Department of Epidemiology, University of Groningen, University Medical Center Groningen, Groningen, The Netherlands.
South Australian Health and Medical Research Institute (SAHMRI), Adelaide, SA, Australia.
Mol Psychiatry. 2020 Jul;25(7):1420-1429. doi: 10.1038/s41380-018-0336-6. Epub 2019 Jan 9.
Although a genetic basis of depression has been well established in twin studies, identification of genome-wide significant loci has been difficult. We hypothesized that bivariate analyses of findings from a meta-analysis of genome-wide association studies (meta-GWASs) of the broad depression phenotype with those from meta-GWASs of self-reported and recurrent major depressive disorder (MDD), bipolar disorder and schizophrenia would enhance statistical power to identify novel genetic loci for depression. LD score regression analyses were first used to estimate the genetic correlations of broad depression with self-reported MDD, recurrent MDD, bipolar disorder and schizophrenia. Then, we performed four bivariate GWAS analyses. The genetic correlations (r ± SE) of broad depression with self-reported MDD, recurrent MDD, bipolar disorder and schizophrenia were 0.79 ± 0.07, 0.24 ± 0.08, 0.53 ± 0.09 and 0.57 ± 0.05, respectively. From a total of 20 independent genome-wide significant loci, 13 loci replicated of which 8 were novel for depression. These were MUC21 for the broad depression phenotype with self-reported MDD and ZNF804A, MIR3143, PSORS1C2, STK19, SPATA31D1, RTN1 and TCF4 for the broad depression phenotype with schizophrenia. Post-GWAS functional analyses of these loci revealed their potential biological involvement in psychiatric disorders. Our results emphasize the genetic similarities among different psychiatric disorders and indicate that cross-disorder analyses may be the best way forward to accelerate gene finding for depression, or psychiatric disorders in general.

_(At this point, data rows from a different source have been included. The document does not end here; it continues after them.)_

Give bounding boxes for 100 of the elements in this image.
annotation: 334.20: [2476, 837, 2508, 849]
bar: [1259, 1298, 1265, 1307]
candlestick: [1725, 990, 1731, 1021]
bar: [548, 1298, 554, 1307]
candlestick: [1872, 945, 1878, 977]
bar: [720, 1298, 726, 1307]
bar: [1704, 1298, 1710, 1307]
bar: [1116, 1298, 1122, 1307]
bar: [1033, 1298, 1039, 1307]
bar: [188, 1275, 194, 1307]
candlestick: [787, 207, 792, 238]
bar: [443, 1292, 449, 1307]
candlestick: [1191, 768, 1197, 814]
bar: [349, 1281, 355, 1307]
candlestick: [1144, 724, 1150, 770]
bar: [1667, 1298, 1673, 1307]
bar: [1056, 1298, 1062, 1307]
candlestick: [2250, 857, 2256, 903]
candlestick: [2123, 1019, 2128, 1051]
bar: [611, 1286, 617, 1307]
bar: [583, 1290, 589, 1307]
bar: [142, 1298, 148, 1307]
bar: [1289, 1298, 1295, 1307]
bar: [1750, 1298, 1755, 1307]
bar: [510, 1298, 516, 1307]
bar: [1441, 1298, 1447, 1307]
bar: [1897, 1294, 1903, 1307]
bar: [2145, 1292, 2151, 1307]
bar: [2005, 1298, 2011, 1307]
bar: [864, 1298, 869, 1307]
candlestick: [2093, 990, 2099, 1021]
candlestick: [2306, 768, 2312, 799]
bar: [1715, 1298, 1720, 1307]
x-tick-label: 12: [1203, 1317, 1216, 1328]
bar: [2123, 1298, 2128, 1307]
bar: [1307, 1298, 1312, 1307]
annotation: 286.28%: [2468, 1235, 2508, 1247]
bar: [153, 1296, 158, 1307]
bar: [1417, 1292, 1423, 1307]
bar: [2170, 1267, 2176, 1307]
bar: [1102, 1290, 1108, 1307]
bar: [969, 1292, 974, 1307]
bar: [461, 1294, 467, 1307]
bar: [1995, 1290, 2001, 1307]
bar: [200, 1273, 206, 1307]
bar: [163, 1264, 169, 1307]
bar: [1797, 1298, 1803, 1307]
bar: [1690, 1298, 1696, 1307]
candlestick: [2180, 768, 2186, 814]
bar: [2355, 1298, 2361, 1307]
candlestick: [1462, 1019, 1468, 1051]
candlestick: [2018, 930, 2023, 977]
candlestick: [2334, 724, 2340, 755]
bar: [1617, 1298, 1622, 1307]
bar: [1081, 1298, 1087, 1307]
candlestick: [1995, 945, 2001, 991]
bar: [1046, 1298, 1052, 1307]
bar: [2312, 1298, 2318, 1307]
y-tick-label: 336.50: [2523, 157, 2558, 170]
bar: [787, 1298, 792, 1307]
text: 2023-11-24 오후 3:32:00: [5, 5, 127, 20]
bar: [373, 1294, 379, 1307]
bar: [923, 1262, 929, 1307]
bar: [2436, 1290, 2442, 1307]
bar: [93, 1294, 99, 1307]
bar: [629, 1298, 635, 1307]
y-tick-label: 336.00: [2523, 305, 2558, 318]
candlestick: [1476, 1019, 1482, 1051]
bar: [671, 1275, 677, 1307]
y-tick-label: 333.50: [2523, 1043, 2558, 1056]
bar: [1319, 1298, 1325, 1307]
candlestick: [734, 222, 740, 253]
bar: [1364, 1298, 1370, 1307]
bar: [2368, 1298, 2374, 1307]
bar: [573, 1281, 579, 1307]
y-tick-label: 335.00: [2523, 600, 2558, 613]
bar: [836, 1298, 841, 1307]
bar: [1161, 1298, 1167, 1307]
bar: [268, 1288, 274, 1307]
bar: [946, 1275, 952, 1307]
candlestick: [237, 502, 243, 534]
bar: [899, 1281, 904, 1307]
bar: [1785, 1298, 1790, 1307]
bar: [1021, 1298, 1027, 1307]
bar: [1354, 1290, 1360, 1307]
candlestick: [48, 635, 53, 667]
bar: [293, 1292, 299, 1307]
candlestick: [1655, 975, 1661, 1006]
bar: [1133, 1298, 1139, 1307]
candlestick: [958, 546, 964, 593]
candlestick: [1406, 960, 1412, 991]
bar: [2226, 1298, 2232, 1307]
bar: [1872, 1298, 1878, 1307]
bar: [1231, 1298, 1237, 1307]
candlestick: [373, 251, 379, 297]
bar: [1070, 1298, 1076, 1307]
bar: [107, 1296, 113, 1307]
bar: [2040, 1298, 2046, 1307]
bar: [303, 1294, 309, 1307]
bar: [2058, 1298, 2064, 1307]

尽管双胞胎研究已经充分证实了抑郁症的遗传基础,但全基因组范围内显著基因座的鉴定一直很困难。我们假设,对广泛抑郁症表型的全基因组关联研究(Meta-GWAS)与自我报告和复发性重度抑郁症(MDD)、双相情感障碍和精神分裂症的 Meta-GWAS 结果的双变量分析,将增强识别抑郁症新遗传基因座的统计能力。首先使用 LD 得分回归分析来估计广泛抑郁症与自我报告 MDD、复发性 MDD、双相情感障碍和精神分裂症的遗传相关性。然后,我们进行了四项双变量 GWAS 分析。广泛抑郁症与自我报告 MDD、复发性 MDD、双相情感障碍和精神分裂症的遗传相关性(r ± SE)分别为 0.79 ± 0.07、0.24 ± 0.08、0.53 ± 0.09 和 0.57 ± 0.05。在总共 20 个独立的全基因组范围内显著的基因座中,有 13 个基因座与复发性 MDD 相关,其中 8 个是与抑郁症相关的新基因座。这些基因座包括 MUC21 与自我报告的 MDD 相关的广泛抑郁症表型,ZNF804A、MIR3143、PSORS1C2、STK19、SPATA31D1、RTN1 和 TCF4 与精神分裂症相关的广泛抑郁症表型。这些基因座的后 GWAS 功能分析表明它们可能与精神疾病的生物学有关。我们的研究结果强调了不同精神疾病之间的遗传相似性,并表明跨疾病分析可能是加速寻找抑郁症或一般精神疾病基因的最佳途径。